Background: Human bladder cancer is one of the common malignant tumors, and it mainly occurs in men. miR-182-5p, a member of miR-183 family, acts as tumor suppressor or oncogene in various kinds of tumors. In this study, we first investigate that the absence of miR-182-5p in human bladder cancer promotes tumor growth by regulating the expression of Cofilin 1, an actin modulating-protein.

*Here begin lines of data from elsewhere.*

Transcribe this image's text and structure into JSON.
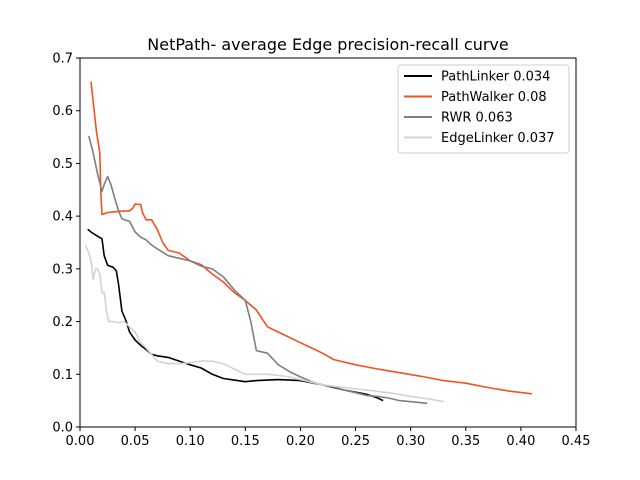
{
  "chart_data": {
    "type": "line",
    "title": "NetPath- average Edge precision-recall curve",
    "xlabel": "",
    "ylabel": "",
    "xlim": [
      0.0,
      0.45
    ],
    "ylim": [
      0.0,
      0.7
    ],
    "xticks": [
      "0.00",
      "0.05",
      "0.10",
      "0.15",
      "0.20",
      "0.25",
      "0.30",
      "0.35",
      "0.40",
      "0.45"
    ],
    "yticks": [
      "0.0",
      "0.1",
      "0.2",
      "0.3",
      "0.4",
      "0.5",
      "0.6",
      "0.7"
    ],
    "grid": false,
    "legend_position": "top-right",
    "series": [
      {
        "name": "PathLinker 0.034",
        "color": "#000000",
        "x": [
          0.007,
          0.01,
          0.015,
          0.02,
          0.022,
          0.025,
          0.03,
          0.033,
          0.035,
          0.038,
          0.042,
          0.045,
          0.05,
          0.055,
          0.06,
          0.065,
          0.07,
          0.08,
          0.09,
          0.1,
          0.11,
          0.12,
          0.13,
          0.14,
          0.15,
          0.16,
          0.18,
          0.2,
          0.22,
          0.24,
          0.25,
          0.26,
          0.27,
          0.275
        ],
        "y": [
          0.375,
          0.37,
          0.363,
          0.357,
          0.325,
          0.307,
          0.303,
          0.296,
          0.27,
          0.22,
          0.2,
          0.18,
          0.165,
          0.155,
          0.147,
          0.138,
          0.135,
          0.132,
          0.125,
          0.118,
          0.112,
          0.1,
          0.092,
          0.089,
          0.086,
          0.088,
          0.09,
          0.088,
          0.08,
          0.07,
          0.066,
          0.062,
          0.055,
          0.05
        ]
      },
      {
        "name": "PathWalker 0.08",
        "color": "#f4511e",
        "x": [
          0.01,
          0.015,
          0.018,
          0.019,
          0.02,
          0.025,
          0.03,
          0.04,
          0.045,
          0.048,
          0.05,
          0.055,
          0.057,
          0.06,
          0.065,
          0.07,
          0.075,
          0.08,
          0.09,
          0.1,
          0.11,
          0.12,
          0.13,
          0.14,
          0.15,
          0.16,
          0.17,
          0.18,
          0.19,
          0.2,
          0.21,
          0.22,
          0.23,
          0.25,
          0.27,
          0.29,
          0.31,
          0.33,
          0.35,
          0.37,
          0.39,
          0.41
        ],
        "y": [
          0.655,
          0.56,
          0.52,
          0.44,
          0.403,
          0.407,
          0.408,
          0.41,
          0.41,
          0.415,
          0.423,
          0.422,
          0.405,
          0.393,
          0.393,
          0.375,
          0.35,
          0.335,
          0.33,
          0.315,
          0.308,
          0.29,
          0.275,
          0.255,
          0.24,
          0.222,
          0.19,
          0.18,
          0.17,
          0.16,
          0.15,
          0.14,
          0.128,
          0.118,
          0.11,
          0.103,
          0.096,
          0.088,
          0.083,
          0.075,
          0.068,
          0.063
        ]
      },
      {
        "name": "RWR 0.063",
        "color": "#7f7f7f",
        "x": [
          0.008,
          0.012,
          0.016,
          0.02,
          0.022,
          0.025,
          0.028,
          0.032,
          0.035,
          0.038,
          0.045,
          0.05,
          0.055,
          0.06,
          0.065,
          0.07,
          0.08,
          0.09,
          0.1,
          0.11,
          0.12,
          0.13,
          0.14,
          0.15,
          0.155,
          0.16,
          0.17,
          0.18,
          0.19,
          0.2,
          0.21,
          0.22,
          0.23,
          0.24,
          0.25,
          0.26,
          0.27,
          0.28,
          0.29,
          0.3,
          0.315
        ],
        "y": [
          0.552,
          0.52,
          0.48,
          0.447,
          0.46,
          0.475,
          0.46,
          0.43,
          0.41,
          0.395,
          0.39,
          0.37,
          0.36,
          0.355,
          0.345,
          0.338,
          0.325,
          0.32,
          0.315,
          0.305,
          0.3,
          0.285,
          0.26,
          0.24,
          0.2,
          0.145,
          0.14,
          0.118,
          0.105,
          0.095,
          0.086,
          0.08,
          0.076,
          0.07,
          0.065,
          0.06,
          0.058,
          0.055,
          0.05,
          0.048,
          0.045
        ]
      },
      {
        "name": "EdgeLinker 0.037",
        "color": "#d3d3d3",
        "x": [
          0.005,
          0.008,
          0.01,
          0.012,
          0.014,
          0.016,
          0.018,
          0.02,
          0.022,
          0.024,
          0.026,
          0.03,
          0.035,
          0.04,
          0.045,
          0.05,
          0.055,
          0.06,
          0.07,
          0.08,
          0.09,
          0.1,
          0.11,
          0.12,
          0.13,
          0.14,
          0.15,
          0.16,
          0.17,
          0.18,
          0.19,
          0.2,
          0.21,
          0.22,
          0.24,
          0.26,
          0.28,
          0.3,
          0.31,
          0.32,
          0.33
        ],
        "y": [
          0.345,
          0.33,
          0.315,
          0.28,
          0.3,
          0.3,
          0.29,
          0.255,
          0.255,
          0.22,
          0.2,
          0.2,
          0.198,
          0.2,
          0.19,
          0.18,
          0.16,
          0.15,
          0.125,
          0.12,
          0.12,
          0.122,
          0.125,
          0.125,
          0.12,
          0.11,
          0.1,
          0.1,
          0.1,
          0.098,
          0.095,
          0.09,
          0.085,
          0.08,
          0.075,
          0.07,
          0.065,
          0.058,
          0.055,
          0.052,
          0.048
        ]
      }
    ]
  }
}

Methods: Human bladder tumor tissue specimens were collected to detect the expression of miR-182-5p and Cofilin 1 by qRT-PCR. Luciferase activity assay was performed to demonstrate the regulation of Cofilin 1 mRNA 3'UTR by miR-182-5p. Then, cell experiments were performed to analysis the effect of miR-182-5p/Cofilin 1 pathway on tumor cell proliferation, migration, invasion and colony forming efficiency. Finally, xenograft tumor models were established to evaluate the role of miR-182-5p in tumorigenesis abilities in vivo.
Results: qRT-PCR and Western blotting analysis showed that Cofilin 1 expression was up-regulated in both bladder cancer tissues and cell lines compared with normal. Luciferase activity assay showed that miR-182-5p specifically targets Cofilin 1 mRNA 3'UTR and represses the expression of Cofilin 1. Also, miR-182-5p inhibited bladder tumor cell proliferation, migration, invasion and colony forming efficiency. Furthermore, xenograft tumor model assay showed that miR-182-5p plays a negative role in bladder cancer tumorigenesis abilities in vivo.
Conclusion: Present results suggest that miR-182-5p could inhibit human bladder tumor growth by repressing Cofilin 1 expression. Our findings may provide a new horizon for exploring therapeutic target of bladder cancer.
Keywords: Bladder cancer; Cofilin 1; Invasion; Migration; Proliferation; miR-182-5p.